Waiting for Cordelia
[In the following mixed review, Bernays asserts that while Gold exhibits some of his considerable talents in Waiting for Cordelia, ultimately, the novel fails to deliver.]
There are few writers around as much admired by other writers as Herbert Gold. Which only intensifies the disappointment with [Waiting for Cordelia], his tenth novel. For, despite a feeling for the bizarrely comic and a masterly hold on the English language, Gold fails to deliver. The protagonist here is Cordelia, a whore with a classic case of heart-of-gold (no pun on my part intended.) The “voice” is that of Al Dooley, self-styled “snotty but intense sociologist.” The setting is San Francisco, top to bottom.
Written with a relentless cool, fired by an urgency to be culturally with-it, Gold's book—while undeniably brilliant in short takes—doesn't do justice to his considerable talents and intelligence.
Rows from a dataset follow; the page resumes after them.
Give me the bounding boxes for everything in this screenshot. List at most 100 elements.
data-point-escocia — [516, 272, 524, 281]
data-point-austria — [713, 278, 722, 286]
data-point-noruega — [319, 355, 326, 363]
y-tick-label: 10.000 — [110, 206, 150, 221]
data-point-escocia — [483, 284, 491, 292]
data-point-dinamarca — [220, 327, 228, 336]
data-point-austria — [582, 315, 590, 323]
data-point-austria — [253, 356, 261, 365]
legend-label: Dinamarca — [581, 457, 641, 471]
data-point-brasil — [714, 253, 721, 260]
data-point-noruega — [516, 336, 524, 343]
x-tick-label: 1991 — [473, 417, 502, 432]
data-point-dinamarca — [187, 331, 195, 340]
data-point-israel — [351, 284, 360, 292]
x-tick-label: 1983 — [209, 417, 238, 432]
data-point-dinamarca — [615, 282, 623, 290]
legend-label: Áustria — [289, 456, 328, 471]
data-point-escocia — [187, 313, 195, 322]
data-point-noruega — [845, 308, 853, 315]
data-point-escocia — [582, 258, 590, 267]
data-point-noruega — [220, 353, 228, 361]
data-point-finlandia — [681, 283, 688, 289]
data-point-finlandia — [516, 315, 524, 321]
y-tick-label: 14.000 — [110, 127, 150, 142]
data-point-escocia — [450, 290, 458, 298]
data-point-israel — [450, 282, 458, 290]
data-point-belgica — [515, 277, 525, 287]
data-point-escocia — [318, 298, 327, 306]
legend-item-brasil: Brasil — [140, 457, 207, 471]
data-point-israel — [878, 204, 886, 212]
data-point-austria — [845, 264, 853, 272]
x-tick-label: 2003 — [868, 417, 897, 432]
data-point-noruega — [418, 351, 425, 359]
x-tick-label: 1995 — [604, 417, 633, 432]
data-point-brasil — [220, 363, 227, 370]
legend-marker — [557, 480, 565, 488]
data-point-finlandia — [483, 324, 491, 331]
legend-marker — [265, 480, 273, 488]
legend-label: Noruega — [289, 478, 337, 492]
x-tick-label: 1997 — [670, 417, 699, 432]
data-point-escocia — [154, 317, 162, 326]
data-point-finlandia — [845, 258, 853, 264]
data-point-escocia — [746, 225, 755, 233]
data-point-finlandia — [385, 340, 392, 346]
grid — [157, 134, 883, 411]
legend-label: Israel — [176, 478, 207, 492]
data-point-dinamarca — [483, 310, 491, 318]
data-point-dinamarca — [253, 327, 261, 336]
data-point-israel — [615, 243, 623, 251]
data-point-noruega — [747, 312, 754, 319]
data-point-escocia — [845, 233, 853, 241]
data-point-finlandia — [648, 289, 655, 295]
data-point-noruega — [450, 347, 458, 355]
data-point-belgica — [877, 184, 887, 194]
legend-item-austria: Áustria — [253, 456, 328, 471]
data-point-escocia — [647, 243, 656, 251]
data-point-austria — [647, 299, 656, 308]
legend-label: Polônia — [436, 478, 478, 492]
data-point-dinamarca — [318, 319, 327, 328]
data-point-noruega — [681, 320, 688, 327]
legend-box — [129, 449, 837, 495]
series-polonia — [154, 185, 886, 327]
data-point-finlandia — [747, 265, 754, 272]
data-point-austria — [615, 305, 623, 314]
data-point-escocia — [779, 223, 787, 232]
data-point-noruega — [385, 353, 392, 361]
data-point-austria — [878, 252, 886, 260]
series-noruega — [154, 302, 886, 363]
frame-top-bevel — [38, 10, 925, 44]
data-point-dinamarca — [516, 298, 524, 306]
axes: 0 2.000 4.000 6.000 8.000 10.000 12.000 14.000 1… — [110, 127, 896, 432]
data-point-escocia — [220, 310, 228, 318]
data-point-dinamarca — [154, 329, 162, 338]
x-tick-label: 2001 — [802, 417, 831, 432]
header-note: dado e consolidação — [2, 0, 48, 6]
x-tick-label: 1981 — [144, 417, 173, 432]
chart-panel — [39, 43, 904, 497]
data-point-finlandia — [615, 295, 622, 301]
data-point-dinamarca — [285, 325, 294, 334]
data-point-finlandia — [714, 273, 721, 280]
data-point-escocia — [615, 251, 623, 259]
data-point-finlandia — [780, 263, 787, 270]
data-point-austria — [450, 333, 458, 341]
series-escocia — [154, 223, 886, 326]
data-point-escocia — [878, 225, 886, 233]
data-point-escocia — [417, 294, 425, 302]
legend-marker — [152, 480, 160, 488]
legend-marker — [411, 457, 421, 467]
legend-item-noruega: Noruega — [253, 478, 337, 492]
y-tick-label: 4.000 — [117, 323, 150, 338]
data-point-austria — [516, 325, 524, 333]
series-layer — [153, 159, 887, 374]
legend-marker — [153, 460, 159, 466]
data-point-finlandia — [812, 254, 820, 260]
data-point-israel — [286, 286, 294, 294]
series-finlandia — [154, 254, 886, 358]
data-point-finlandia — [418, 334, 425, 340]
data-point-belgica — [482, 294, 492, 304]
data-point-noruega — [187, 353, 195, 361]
Briefly the story, what there is of it, centers around Cordelia, keeper of the House of Ho, her girls, the men they service singly and sometimes in gangs, and the attempts of a villainous female pol to shut down Cordelia's shop and keep her from organizing San Francisco's hooker population. Dooley hangs out at Cordelia's because, as a Berkeley professor, he is writing a book on victimless crime. He finds in Cordelia the very breath of love and compassion. Gold wants Dooley's Cordelia to be our Cordelia, but somehow he never convinces. If he tells us often enough that she is specially, perhaps even divinely endowed, are we necessarily going to believe it? At the end we are still “waiting” for Gold's Cordelia.